Park in Umatilla County, Oregon, United States

Fort Henrietta Historic Park is a public urban park, located in the city of Echo, Oregon, United States. The park is located on the east bank of the Umatilla River and overlooks the original site of Utilla Indian Agency, the first agency for the Umatilla, Cayuse and Walla Walla Indian tribes in 1855 the Oregon Mounted Volunteers built Fort Henrietta on the agency site. The fort and agency were on the west river bank. The park is named for the fort which was named for Henrietta Haller, wife of Major Granville O. Haller, an American military officer during the Cayuse War.
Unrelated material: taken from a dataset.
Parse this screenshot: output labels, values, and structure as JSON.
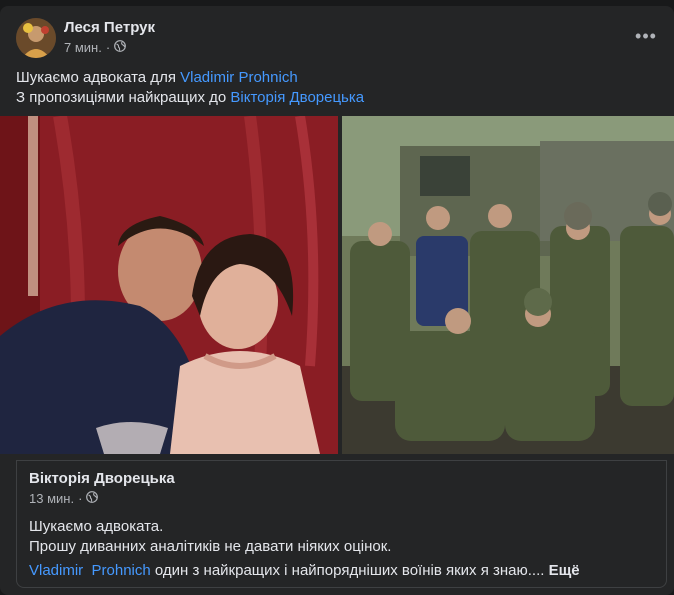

The park is listed as a National Historic Trail Site because of its location along the Oregon Trail where emigrants frequently camped on their pass through northern Oregon. The south end of the park was known as the Lower Crossing of the Umatilla River for the Oregon Trail originally and later for the stage and freight roads. The Upper Crossing is located in the City of Pendleton, Oregon.

== History ==
Archeological excavations from the Fort Henrietta-Utilla Indian Agency Site found at least seasonal occupation by Native Americans going back over 3500 years, probably as a transportation hub due to the Umatilla River from prehistoric times.
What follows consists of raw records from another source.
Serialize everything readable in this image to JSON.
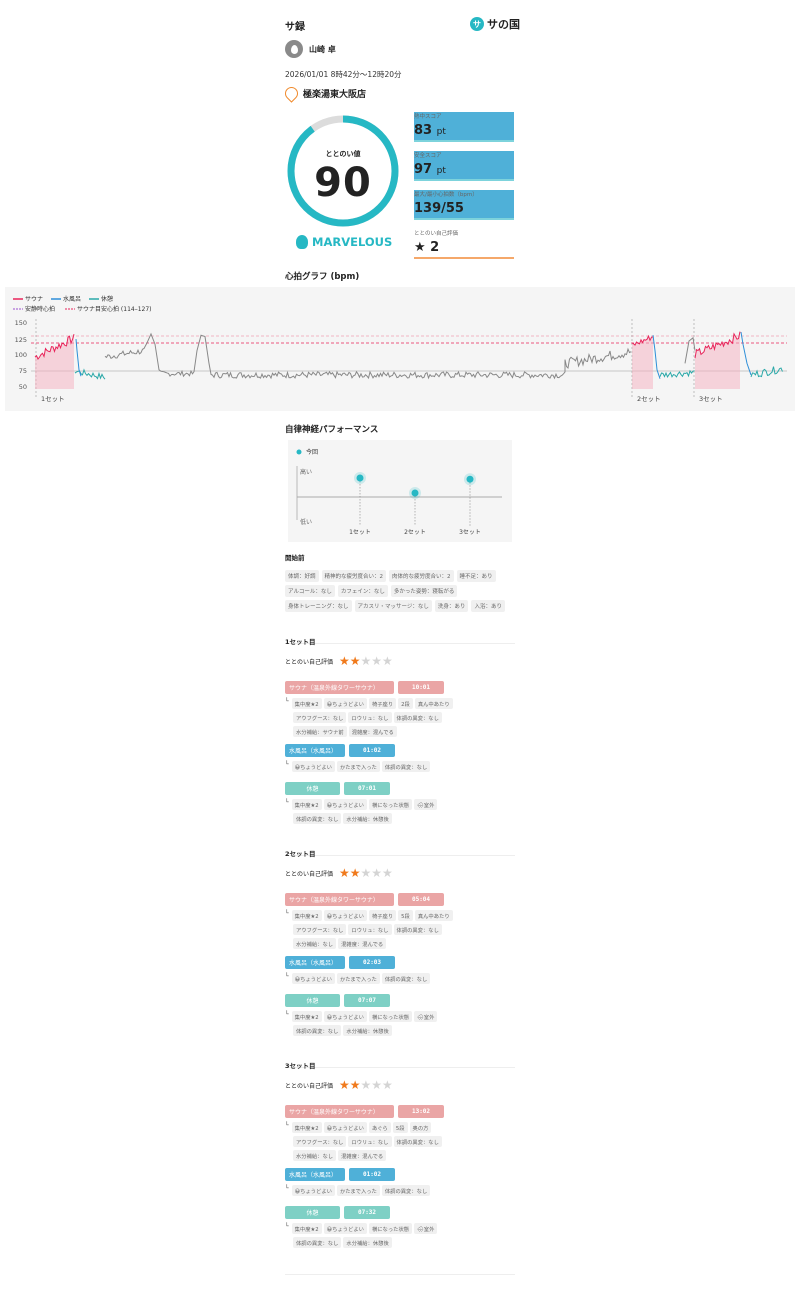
{
  "header": {
    "title": "サ録",
    "brand": "サの国",
    "user_name": "山崎 卓",
    "datetime": "2026/01/01 8時42分〜12時20分",
    "facility": "極楽湯東大阪店"
  },
  "totonoi": {
    "label": "ととのい値",
    "value": "90",
    "value_fraction": 0.9,
    "rank": "MARVELOUS"
  },
  "scores": [
    {
      "label": "熱中スコア",
      "value": "83",
      "unit": "pt"
    },
    {
      "label": "安全スコア",
      "value": "97",
      "unit": "pt"
    },
    {
      "label": "最大/最小心拍数（bpm）",
      "value": "139/55",
      "unit": ""
    },
    {
      "label": "ととのい自己評価",
      "value": "★ 2",
      "unit": ""
    }
  ],
  "hr_graph": {
    "title": "心拍グラフ (bpm)",
    "legend": [
      "サウナ",
      "水風呂",
      "休憩",
      "安静時心拍",
      "サウナ目安心拍 (114–127)"
    ],
    "y_ticks": [
      "150",
      "125",
      "100",
      "75",
      "50"
    ],
    "set_labels": [
      "1セット",
      "2セット",
      "3セット"
    ],
    "colors": {
      "sauna": "#e8245a",
      "water": "#2e8fd8",
      "rest": "#2aa8a8",
      "baseline": "#888888"
    }
  },
  "anp": {
    "title": "自律神経パフォーマンス",
    "legend": "今回",
    "y_high": "高い",
    "y_low": "低い",
    "x_labels": [
      "1セット",
      "2セット",
      "3セット"
    ],
    "values": [
      0.7,
      0.45,
      0.68
    ]
  },
  "before": {
    "title": "開始前",
    "chips": [
      "体調：好調",
      "精神的な疲労度合い：2",
      "肉体的な疲労度合い：2",
      "睡不足：あり",
      "アルコール：なし",
      "カフェイン：なし",
      "多かった姿勢：寝転がる",
      "身体トレーニング：なし",
      "アカスリ・マッサージ：なし",
      "洗身：あり",
      "入浴：あり"
    ]
  },
  "sets": [
    {
      "title": "1セット目",
      "rating_label": "ととのい自己評価",
      "stars": 2,
      "sauna": {
        "name": "サウナ（温泉外線タワーサウナ）",
        "time": "10:01",
        "row1": [
          "集中度★2",
          "😀ちょうどよい",
          "椅子座り",
          "2段",
          "真ん中あたり"
        ],
        "row2": [
          "アウフグース：なし",
          "ロウリュ：なし",
          "体調の異変：なし"
        ],
        "row3": [
          "水分補給：サウナ前",
          "混雑度：混んでる"
        ]
      },
      "water": {
        "name": "水風呂（水風呂）",
        "time": "01:02",
        "row1": [
          "😀ちょうどよい",
          "かたまで入った",
          "体調の異変：なし"
        ]
      },
      "rest": {
        "name": "休憩",
        "time": "07:01",
        "row1": [
          "集中度★2",
          "😀ちょうどよい",
          "横になった状態",
          "🌧室外"
        ],
        "row2": [
          "体調の異変：なし",
          "水分補給：休憩後"
        ]
      }
    },
    {
      "title": "2セット目",
      "rating_label": "ととのい自己評価",
      "stars": 2,
      "sauna": {
        "name": "サウナ（温泉外線タワーサウナ）",
        "time": "05:04",
        "row1": [
          "集中度★2",
          "😀ちょうどよい",
          "椅子座り",
          "5段",
          "真ん中あたり"
        ],
        "row2": [
          "アウフグース：なし",
          "ロウリュ：なし",
          "体調の異変：なし"
        ],
        "row3": [
          "水分補給：なし",
          "混雑度：混んでる"
        ]
      },
      "water": {
        "name": "水風呂（水風呂）",
        "time": "02:03",
        "row1": [
          "😀ちょうどよい",
          "かたまで入った",
          "体調の異変：なし"
        ]
      },
      "rest": {
        "name": "休憩",
        "time": "07:07",
        "row1": [
          "集中度★2",
          "😀ちょうどよい",
          "横になった状態",
          "🌧室外"
        ],
        "row2": [
          "体調の異変：なし",
          "水分補給：休憩後"
        ]
      }
    },
    {
      "title": "3セット目",
      "rating_label": "ととのい自己評価",
      "stars": 2,
      "sauna": {
        "name": "サウナ（温泉外線タワーサウナ）",
        "time": "13:02",
        "row1": [
          "集中度★2",
          "😀ちょうどよい",
          "あぐら",
          "5段",
          "奥の方"
        ],
        "row2": [
          "アウフグース：なし",
          "ロウリュ：なし",
          "体調の異変：なし"
        ],
        "row3": [
          "水分補給：なし",
          "混雑度：混んでる"
        ]
      },
      "water": {
        "name": "水風呂（水風呂）",
        "time": "01:02",
        "row1": [
          "😀ちょうどよい",
          "かたまで入った",
          "体調の異変：なし"
        ]
      },
      "rest": {
        "name": "休憩",
        "time": "07:32",
        "row1": [
          "集中度★2",
          "😀ちょうどよい",
          "横になった状態",
          "🌧室外"
        ],
        "row2": [
          "体調の異変：なし",
          "水分補給：休憩後"
        ]
      }
    }
  ]
}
In 1851 an Indian agency for the Umatilla, Cayuse and Walla Walla people was set up with a post office across the Umatilla River. The post office served as one of the stations for the postal route between The Dalles and Salt Lake City. In 1855 the Agency was burned down by the Cayuse during the Yakima War after which the Oregon militia built a frontier outpost called Fort Henrietta. In November that same year the Oregon Mounted Volunteers built the 100 square foot fort on the site of the destroyed Umatilla Indian Agency.

== Amenities ==
Displays in the Fort Henrietta Park interpret the former U.S. Army fort, which was staffed from 1855 to 1856, the interactions between European Americans and Native Americans in roughly the same period, and both logging equipment and a replica of a frontier-era blockhouse that housed the first Umatilla County Jail. Within the collection, there is a covered wagon museum, antique fire equipment, and a public access point to the river. The Fort overlooks the Umatilla River. The park includes a small recreational vehicle (RV) park and campground, a playground, and a skate park.